Majalahnabawi.com – Selain musthalah hadis, di pesantren juga diajarkan isthilah fuqaha. Jika yang pertama fokus mengkaji istilah-istilah kunci dalam kajian hadis, maka yang kedua fokus mengulas istilah-istilah dalam kajian fikih. Keduanya adalah disiplin ilmu yang harus dikuasai oleh seorang santri. Tujuannya, agar ia dapat memahami diskursus keilmuan dalam dua bidang ini. Menjadi mafhum “game language” dari masing-masing. Tidak kebingungan, ataupun salah interpretasi. Di ranah ini, kita dapat menjumpai kepakaran Kiai Maisur Sindi (1925-1995) dan Kiai Sahal Mahfudh (1937-2014). Dua tokoh pesantren yang produktif menganggit karya-karya berbahasa Arab.

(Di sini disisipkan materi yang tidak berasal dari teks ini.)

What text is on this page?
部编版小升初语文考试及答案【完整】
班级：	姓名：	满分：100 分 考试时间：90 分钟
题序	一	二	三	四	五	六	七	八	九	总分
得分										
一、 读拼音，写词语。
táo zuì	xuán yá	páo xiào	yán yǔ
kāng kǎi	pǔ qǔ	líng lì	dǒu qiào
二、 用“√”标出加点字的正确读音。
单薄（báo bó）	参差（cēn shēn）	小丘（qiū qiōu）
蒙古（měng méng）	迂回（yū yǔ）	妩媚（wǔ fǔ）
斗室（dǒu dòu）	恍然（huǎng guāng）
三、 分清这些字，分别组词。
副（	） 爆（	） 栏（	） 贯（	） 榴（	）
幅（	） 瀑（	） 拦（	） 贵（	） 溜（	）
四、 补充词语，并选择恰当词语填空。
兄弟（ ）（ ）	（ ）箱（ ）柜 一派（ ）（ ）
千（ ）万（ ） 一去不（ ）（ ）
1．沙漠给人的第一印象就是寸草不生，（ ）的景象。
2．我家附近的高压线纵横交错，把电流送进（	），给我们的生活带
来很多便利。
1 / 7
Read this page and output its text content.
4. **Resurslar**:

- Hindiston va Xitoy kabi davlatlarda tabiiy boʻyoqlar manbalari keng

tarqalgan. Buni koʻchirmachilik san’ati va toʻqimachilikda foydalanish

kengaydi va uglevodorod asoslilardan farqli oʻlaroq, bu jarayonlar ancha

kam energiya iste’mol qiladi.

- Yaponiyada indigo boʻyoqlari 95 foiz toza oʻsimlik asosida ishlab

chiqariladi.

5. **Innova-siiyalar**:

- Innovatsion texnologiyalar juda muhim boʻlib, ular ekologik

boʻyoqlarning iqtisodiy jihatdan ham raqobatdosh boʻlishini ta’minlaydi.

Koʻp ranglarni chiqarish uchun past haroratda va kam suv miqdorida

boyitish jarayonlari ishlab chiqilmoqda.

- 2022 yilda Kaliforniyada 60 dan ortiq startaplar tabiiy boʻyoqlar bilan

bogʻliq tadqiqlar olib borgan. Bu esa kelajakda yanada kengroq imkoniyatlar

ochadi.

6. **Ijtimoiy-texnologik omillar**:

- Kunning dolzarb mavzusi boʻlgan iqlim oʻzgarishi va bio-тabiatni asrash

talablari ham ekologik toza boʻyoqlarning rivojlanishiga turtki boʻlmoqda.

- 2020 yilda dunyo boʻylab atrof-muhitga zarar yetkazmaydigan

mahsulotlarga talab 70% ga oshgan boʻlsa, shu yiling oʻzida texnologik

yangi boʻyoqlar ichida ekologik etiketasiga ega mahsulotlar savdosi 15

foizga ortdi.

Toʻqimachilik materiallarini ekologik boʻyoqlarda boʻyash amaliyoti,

Kiai Maisur adalah salah satu murid Hadlratussyaikh Hasyim Asy’ari (1871-1947). Sejak nyantri di Tebuireng sudah aktif menulis karya. Salah satunya adalah kitab “Tanbih al-Muta’allim”. Kitab yang memuat bait-bait gubahan dari kitab sang guru; “Adab al-Alim wa al-Muta’allim”. Dalam bidang istilah fuqaha, tokoh yang menjadi salah satu pengasuh Pesantren Mahir Arriyadl Ringinangung Kediri ini juga menulis karya yang tak lekang oleh zaman, berjudul “Tadrib al-Nujaba’”. Kitab ini beliau kembangkan dengan menulis syarahnya (penjelasan). Judulnya adalah ‘Umdah al-Fudhala’. Hingga kini, karya ini menjadi kitab wajib di Madrasah al-Asna Ringinagung. Menjadi rujukan aktivis bahtsul masail MMPP MA (Majelis Musyawarah Pondok Pesantren Mahir Arriyadl) dan lainnya.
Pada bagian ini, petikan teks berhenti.